Ça veut dire que c'est ce glissement de terrain. Il est bien dû à la chaleur, au réchauffement climatique ?
Ça fait plusieurs mois, en fait, qu'on voit que ce glissement est en train de s'enclencher grâce à des images satellites qu'on a pu analyser extrêmement rapidement. On voit qu'une fracture a commencé à s'ouvrir il y a plusieurs mois, alors comment expliquer cette fracture ? Elle peut être liée à tout un tas de raisons. Ce qui est sûr, c'est que dans l'Himalaya, les montagnes se réchauffent, que le permafrost de haute altitude qui est ce ciment qui maintient ces montagnes ensemble, est en train de se réchauffer, de dégeler de plus en plus en profondeur. Et je suis sûr que dans quelques jours, dans quelques semaines, nos analyses révéleront que c'est lié de près ou de loin au dégel du permafrost dans l'Himalaya. Le permafrost, on n'en trouve pas que dans l'Himalaya et pas que dans nos montagnes alpines. On en trouve aussi, notamment dans l'Arctique. On en trouve en Sibérie, sur le plateau tibétain. Et lorsque ce permafrost-là, qui est chargé de matière organique dégèle, non seulement il va déstabiliser les sols, mais aussi relâcher d'immenses quantités de gaz à effet de serre qui vont faire qu'une chose, c'est amplifier encore plus le réchauffement global.

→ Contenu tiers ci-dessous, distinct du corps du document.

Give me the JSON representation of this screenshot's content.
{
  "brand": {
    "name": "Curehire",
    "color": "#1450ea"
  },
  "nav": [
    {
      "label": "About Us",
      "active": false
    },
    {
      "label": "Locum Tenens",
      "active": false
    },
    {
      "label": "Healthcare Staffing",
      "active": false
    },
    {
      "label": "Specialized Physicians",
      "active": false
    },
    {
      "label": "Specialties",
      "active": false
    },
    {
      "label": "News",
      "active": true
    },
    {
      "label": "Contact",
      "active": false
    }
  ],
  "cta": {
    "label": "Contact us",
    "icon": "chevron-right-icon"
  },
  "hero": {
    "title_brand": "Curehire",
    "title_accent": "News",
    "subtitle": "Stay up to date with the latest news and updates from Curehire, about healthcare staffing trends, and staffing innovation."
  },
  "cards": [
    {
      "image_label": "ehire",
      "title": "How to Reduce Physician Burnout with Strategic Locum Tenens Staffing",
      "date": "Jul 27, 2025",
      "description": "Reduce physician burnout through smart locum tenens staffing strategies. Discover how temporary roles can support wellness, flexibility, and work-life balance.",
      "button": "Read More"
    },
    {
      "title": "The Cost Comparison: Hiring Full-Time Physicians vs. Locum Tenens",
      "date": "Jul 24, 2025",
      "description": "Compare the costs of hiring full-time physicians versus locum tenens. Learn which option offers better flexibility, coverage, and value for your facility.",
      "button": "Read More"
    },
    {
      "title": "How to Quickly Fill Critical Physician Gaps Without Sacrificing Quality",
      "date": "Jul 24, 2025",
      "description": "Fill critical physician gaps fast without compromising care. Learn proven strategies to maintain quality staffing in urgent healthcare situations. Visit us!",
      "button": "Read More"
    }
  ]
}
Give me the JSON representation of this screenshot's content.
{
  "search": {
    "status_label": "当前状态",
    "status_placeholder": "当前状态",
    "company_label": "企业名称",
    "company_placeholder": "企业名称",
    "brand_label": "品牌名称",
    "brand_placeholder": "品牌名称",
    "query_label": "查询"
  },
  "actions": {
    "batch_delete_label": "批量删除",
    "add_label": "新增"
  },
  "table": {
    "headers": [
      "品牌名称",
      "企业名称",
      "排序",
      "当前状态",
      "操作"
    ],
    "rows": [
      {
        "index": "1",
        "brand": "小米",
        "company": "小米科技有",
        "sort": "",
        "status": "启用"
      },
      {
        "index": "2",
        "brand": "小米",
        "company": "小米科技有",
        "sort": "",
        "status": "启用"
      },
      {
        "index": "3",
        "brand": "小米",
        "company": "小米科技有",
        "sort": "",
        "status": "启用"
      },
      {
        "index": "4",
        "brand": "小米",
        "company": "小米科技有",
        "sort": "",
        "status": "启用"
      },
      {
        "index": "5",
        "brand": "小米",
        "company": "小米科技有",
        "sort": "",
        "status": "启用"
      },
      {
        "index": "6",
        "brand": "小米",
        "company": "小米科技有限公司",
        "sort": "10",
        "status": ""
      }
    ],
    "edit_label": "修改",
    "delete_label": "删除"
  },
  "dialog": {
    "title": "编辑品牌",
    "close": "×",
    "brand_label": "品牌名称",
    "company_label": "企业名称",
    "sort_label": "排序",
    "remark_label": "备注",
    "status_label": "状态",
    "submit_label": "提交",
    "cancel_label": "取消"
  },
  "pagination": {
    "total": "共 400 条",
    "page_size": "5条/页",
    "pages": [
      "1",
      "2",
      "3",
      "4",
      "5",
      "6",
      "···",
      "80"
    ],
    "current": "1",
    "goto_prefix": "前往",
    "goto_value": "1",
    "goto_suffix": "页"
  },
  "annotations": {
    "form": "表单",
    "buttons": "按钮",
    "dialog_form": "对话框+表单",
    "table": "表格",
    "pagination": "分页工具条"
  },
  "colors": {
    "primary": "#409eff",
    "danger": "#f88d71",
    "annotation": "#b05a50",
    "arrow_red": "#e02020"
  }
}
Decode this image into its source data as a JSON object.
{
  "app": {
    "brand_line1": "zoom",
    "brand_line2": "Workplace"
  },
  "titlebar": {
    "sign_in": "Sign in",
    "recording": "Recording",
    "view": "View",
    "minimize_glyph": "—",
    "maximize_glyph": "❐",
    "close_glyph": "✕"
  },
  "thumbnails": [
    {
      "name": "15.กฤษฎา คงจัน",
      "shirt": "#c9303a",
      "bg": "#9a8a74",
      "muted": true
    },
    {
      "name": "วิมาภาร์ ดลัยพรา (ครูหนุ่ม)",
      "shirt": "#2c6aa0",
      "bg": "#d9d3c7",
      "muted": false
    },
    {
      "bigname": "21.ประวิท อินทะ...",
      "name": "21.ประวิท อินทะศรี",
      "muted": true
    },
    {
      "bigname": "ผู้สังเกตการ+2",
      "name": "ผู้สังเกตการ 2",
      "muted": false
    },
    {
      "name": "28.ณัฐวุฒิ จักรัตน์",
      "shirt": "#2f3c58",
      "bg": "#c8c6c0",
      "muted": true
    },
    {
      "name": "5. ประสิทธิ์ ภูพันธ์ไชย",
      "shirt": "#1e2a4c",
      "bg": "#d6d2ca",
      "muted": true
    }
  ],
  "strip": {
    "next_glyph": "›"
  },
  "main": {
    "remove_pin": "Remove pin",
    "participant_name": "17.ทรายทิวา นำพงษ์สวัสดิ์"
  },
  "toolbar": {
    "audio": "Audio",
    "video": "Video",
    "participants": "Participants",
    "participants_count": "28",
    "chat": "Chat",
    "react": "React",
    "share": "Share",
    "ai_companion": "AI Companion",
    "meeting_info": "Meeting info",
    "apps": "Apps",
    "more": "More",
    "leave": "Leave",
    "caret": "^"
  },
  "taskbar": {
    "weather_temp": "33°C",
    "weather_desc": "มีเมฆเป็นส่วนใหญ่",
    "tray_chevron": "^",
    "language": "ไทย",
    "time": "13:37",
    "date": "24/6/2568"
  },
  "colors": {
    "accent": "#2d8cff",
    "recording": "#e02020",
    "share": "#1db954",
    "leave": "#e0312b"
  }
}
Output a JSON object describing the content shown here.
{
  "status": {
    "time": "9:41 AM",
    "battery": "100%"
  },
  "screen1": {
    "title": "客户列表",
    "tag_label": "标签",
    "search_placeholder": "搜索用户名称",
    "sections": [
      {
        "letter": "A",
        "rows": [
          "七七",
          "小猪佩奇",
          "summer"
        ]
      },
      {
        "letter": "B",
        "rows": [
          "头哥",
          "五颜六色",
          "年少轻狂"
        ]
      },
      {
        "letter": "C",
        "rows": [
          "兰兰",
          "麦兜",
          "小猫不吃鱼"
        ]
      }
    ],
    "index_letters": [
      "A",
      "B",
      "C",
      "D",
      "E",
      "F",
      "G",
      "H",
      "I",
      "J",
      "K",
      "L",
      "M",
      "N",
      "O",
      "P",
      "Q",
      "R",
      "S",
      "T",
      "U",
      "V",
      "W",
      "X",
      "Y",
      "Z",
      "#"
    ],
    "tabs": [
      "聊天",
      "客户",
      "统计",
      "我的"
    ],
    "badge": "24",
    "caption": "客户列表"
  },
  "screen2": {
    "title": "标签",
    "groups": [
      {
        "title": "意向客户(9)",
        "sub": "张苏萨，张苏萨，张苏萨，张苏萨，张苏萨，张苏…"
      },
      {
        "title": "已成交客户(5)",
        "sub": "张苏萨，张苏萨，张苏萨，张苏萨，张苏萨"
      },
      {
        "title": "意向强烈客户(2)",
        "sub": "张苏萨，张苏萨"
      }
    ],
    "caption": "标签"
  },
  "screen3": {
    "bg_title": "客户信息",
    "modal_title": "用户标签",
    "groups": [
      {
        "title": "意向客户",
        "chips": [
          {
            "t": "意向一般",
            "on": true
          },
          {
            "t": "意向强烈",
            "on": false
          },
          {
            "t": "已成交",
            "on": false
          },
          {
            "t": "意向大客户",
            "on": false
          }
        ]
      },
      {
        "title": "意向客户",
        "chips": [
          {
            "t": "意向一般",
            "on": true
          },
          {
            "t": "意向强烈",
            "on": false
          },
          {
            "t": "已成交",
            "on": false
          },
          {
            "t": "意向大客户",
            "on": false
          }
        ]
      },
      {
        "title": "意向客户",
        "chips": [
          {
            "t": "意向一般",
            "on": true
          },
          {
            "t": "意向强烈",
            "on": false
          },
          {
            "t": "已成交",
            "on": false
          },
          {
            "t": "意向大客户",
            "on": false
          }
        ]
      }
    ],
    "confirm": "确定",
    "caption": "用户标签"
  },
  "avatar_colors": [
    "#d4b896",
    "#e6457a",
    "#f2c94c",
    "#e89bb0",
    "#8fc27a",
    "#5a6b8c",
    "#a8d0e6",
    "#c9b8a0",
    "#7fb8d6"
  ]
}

Il y a deux cents glaciers à risque en Inde. Nous, le risque est le même en France ?
Alors, le risque est aussi très fort en France. Quand on pense qu'en France dans les Alpes européennes, où il y a pratiquement 3 000 glaciers, dans l'Himalaya, il y en a 32 000. Les deux massifs montagneux se réchauffent pratiquement à la même vitesse. Il faut savoir que ce qui se passe très loin de chez nous, dans l'Himalaya, est aussi en train de se dérouler dans les Alpes. On voit des glaciers qui sont en train de perdre énormément de glace chaque année. On voit le permafrost qui dégèle, même chez nous, dans les Alpes. Et aussi par endroits. On voit que la fonte des glaces peut créer des poches d'eau qui, parfois, se vidangent de façon catastrophique. Et ça, ça arrive aussi chez nous, dans les Alpes.
Est-ce que c'est encore réversible ce processus de réchauffement ?
Alors, c'est compliqué. Très clairement, la situation est catastrophique, que ce soit chez nous ou dans l'Himalaya, on est véritablement au pied du mur. Et ce qu'il est important de comprendre avec le changement climatique et la réaction du permafrost et des glaciers, c'est que ce n'est pas graduel. Si on passe certains seuils de température, généralement, ces seuils sont autour de 1,5 degré à 2 degrés, si on franchit ce seuil-là, malheureusement, on risque d'enclencher des phénomènes aux conséquences irréversibles. C'est pour ça qu'aujourd'hui, tous les scientifiques tirent la sonnette d'alarme et vraiment essaient de motiver les gouvernements à tout faire pour suivre l'accord de Paris et rester à tout prix sous les 1,5 degré et on s'en rapproche très vite.